Housing prices across Australia’s capital cities have risen 3.5 per cent for the year to September 30, the weakest growth in more than three years even as the value of all the nation’s dwellings rose to $6.2 trillion.
Melbourne was the best performer, with an annual home price increase of 6.9 per cent, data from the Australian Bureau of Statistics shows.
This was followed by Hobart, which recorded an average price increase of 6.8 per cent for the year to September 30.
Canberra posted price increases of 5.5 per cent.
Sydney was a distant fourth, recording an annual increase of 3.2 per cent, the same as Adelaide.

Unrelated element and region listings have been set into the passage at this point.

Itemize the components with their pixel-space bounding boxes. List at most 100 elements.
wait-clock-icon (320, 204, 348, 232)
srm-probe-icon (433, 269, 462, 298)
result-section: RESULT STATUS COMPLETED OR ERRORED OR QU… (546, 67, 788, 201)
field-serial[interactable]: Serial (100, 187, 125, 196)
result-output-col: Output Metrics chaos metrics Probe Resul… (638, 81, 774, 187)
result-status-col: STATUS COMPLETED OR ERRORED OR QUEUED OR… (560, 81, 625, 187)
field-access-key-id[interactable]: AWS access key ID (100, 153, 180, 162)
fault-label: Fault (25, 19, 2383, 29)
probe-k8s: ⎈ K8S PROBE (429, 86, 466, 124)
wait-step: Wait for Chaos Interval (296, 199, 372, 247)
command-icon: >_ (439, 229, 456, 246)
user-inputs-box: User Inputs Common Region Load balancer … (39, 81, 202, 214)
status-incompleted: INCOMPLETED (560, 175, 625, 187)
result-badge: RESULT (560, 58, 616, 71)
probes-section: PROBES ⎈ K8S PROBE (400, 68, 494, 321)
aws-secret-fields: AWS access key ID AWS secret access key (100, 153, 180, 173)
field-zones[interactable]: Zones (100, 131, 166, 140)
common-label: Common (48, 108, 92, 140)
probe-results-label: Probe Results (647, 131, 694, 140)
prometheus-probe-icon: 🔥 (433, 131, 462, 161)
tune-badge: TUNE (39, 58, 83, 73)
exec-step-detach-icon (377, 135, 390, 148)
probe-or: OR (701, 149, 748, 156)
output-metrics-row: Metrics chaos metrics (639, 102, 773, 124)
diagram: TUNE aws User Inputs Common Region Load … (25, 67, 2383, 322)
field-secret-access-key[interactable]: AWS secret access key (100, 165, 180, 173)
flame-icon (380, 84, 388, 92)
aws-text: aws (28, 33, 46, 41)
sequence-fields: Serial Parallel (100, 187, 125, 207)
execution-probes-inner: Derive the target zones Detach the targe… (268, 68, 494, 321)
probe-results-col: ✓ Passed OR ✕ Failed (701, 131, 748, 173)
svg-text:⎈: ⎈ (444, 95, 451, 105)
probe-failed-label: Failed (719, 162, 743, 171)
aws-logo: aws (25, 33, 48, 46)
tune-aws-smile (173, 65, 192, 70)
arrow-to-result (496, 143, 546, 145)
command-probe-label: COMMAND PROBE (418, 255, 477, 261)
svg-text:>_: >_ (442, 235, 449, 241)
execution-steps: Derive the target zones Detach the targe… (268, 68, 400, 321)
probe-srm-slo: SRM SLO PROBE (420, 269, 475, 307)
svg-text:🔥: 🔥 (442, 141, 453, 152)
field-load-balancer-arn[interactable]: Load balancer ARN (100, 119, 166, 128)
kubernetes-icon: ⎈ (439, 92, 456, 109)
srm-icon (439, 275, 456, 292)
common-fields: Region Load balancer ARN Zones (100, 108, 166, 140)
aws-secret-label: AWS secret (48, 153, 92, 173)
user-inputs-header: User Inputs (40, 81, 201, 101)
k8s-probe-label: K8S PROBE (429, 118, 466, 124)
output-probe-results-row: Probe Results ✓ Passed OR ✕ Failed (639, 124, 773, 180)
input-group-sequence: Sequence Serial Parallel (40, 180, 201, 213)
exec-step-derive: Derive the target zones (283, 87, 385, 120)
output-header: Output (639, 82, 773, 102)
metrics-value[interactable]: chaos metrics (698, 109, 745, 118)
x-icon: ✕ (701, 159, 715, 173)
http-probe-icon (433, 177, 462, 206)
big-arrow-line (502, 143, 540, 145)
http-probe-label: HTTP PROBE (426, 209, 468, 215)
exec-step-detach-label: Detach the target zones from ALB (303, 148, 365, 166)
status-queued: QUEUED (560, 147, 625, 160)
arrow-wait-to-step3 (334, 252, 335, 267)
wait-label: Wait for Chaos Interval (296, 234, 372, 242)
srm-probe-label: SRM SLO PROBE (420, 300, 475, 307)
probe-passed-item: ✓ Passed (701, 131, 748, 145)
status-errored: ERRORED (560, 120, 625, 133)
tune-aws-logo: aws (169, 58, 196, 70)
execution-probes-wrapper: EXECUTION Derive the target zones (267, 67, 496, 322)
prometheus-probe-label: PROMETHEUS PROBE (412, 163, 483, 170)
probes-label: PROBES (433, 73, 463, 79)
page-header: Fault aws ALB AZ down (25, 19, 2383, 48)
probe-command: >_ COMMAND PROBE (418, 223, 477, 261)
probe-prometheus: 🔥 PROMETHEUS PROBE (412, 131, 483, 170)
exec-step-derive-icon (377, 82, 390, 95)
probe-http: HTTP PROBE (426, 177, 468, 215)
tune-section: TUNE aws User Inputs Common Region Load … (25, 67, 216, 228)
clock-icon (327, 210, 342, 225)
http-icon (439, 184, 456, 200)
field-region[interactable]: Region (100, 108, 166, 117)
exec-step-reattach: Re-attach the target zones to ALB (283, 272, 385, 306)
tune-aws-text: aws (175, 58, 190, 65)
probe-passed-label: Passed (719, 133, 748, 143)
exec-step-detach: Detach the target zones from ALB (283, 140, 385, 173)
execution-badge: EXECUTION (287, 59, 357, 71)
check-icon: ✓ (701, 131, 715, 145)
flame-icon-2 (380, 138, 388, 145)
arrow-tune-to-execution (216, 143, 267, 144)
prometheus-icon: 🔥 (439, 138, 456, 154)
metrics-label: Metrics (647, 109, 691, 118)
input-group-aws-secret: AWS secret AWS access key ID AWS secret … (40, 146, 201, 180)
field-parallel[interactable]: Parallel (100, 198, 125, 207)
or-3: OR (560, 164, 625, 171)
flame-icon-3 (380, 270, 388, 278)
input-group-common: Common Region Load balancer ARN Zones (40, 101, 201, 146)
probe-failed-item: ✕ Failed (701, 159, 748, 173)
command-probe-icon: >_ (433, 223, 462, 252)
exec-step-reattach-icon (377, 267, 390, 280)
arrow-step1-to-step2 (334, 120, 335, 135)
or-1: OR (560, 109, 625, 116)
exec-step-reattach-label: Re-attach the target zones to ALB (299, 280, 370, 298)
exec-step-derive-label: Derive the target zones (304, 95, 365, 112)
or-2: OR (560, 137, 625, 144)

The harbour city, however, recorded the largest property price growth among all capital cities in the September quarter, with house prices up 2.9 per cent and attached dwellings 2.1 per cent.
However, weakness in other capital cities – annual home prices fell 7.2 per cent in Darwin, and four per cent in Perth, overshadowed the gains in the larger cities.
The ABS figures reveal the total value of Australia’s 9.8 million residential dwellings now stands at $6.2 trillion, having increased by $112.1 billion in the quarter.
The mean, or midpoint, house price in Australia is now $631,000.
Housing auction clearance rates around the country have edged up again in recent months, boosted by record low interest rates. However, first home buyer numbers continue to dwindle, with investors the main drivers of activity in the housing market.